Malgré cette riche histoire footballistique, Baiseitov donne parfois l’impression que pour lui, le coaching est un passe-temps. Alors que certains sont prêts à tout pour saisir une chance, même dans les divisions inférieures, Bakhtiyar Daniyarovich s’octroie de longues vacances. Ainsi, après l’échec du championnat 1993, lorsque le Kairat s’est classé seulement à la onzième place, Baiseitov s’est éloigné du coaching pendant 10 ans. Avant donc de revenir à l’été 2003 dans sa ville natale pour prendre les rênes de ce qui est devenu l’Ordabasy Shymkent (né de la fusion entre l’ex Metallurg et un autre club de la ville fondé à l’indépendance). Cette fois-ci, sans gloire. Comme avec Kairat et Atyrau qu’il a ensuite entraîné avant de disparaître une nouvelle fois dans la nature pendant 8 ans. Avant un énième come-back pour découvrir l’Europa League avec son Shymkent où il est toujours autant populaire : « Ici, les chauffeurs de taxi me transportent gratuitement. »

Une dernière pour la gloire ?

Arrivé pour la pré-saison 2016, Baiseitov n’a pas caché ses ambitions : « Je suis très heureux d’être de retour à Shymkent, ma ville natale. L’objectif principal est de faire franchir un cap à l’équipe. Le travail effectué l’année dernière a été fructueux, et devrait nous permettre de jouer efficacement la coupe d’Europe cette année. » En effet, même s’il est déjà une légende dans sa ville, il peut marquer l’histoire du club à jamais à travers une belle campagne européenne. Car contrairement à Kairat et Astana ou même brièvement Karaganda, Ordabasy ne s’est jamais fait un nom en coupe d’Europe.
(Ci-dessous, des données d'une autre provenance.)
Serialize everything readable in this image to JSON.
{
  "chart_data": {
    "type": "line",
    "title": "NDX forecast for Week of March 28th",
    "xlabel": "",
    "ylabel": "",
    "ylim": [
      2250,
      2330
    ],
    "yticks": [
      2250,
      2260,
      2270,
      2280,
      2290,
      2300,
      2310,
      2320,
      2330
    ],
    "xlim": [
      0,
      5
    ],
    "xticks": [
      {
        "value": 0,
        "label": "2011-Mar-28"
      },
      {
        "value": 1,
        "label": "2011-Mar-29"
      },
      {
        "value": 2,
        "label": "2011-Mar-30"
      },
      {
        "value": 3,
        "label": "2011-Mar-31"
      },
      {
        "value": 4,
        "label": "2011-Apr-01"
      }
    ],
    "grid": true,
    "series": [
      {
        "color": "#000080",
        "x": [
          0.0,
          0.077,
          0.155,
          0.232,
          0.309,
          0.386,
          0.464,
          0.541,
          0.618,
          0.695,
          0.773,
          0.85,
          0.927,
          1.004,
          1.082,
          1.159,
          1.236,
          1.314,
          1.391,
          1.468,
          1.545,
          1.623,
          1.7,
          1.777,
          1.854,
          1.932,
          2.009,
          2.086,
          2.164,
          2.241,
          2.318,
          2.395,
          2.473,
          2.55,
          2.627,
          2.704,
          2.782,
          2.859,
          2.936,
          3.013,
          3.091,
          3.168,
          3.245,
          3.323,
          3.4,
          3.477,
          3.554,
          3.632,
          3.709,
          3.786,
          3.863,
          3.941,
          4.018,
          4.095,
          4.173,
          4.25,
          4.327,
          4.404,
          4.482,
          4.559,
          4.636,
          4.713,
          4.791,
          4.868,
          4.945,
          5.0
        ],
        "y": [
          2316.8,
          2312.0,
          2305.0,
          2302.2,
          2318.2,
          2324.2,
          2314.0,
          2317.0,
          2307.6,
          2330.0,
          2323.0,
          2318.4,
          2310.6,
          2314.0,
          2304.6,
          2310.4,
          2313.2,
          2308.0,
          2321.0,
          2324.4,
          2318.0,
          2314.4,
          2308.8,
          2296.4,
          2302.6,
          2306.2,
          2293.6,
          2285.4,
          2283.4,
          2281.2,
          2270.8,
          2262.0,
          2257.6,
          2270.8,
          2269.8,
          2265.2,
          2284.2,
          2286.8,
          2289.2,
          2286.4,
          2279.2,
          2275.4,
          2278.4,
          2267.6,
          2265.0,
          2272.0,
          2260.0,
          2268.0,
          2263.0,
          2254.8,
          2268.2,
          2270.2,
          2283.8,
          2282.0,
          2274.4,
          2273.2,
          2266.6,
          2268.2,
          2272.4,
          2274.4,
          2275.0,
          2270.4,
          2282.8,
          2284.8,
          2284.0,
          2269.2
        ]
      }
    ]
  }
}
La saison dernière, pour la deuxième campagne de son histoire, l’ex Metallurg s’est fait sortir dès le premier tour par le Beitar Jerusalem. Justement, par rapport à l’année dernière, Ordabasy ne va pas si bien. En 17 matchs de championnat, l’équipe a remporté 7 victoires pour 6 nuls et 4 défaites. Sans compter que son capitaine Azat Nurgalyev est parti en direction d’Astana il y a une semaine.

De l’autre côté, le FK Cukaricki est un adversaire coriace. Nous en parlions sur Footballski, il devenu le premier club de football serbe privatisé et se maintient au haut niveau depuis maintenant trois saisons. La privatisation a considérablement amélioré la situation financière et organisationnelle du club, des investissements ont été réalisés dans les infrastructures et les joueurs. Son capitaine Igor Matic, une ancienne connaissance du football kazakh (il a joué 11 matchs à Megaspor Almaty), mènera une équipe toutefois amputée de ses meilleurs éléments au mercato.

Ordabasy sera favori pour le match mais les supporters doutent du niveau de l’équipe et du management vieille école de Baiseitov, dont le dernier fait de gloire remonte à 1992. Celui-ci essayera de se rappeler du bon souvenir de ses jeunes années, du Metallurg à l’équipe nationale en passant par Meliorator. Et promis, cette fois-ci, il ne se fera pas entrer en jeu.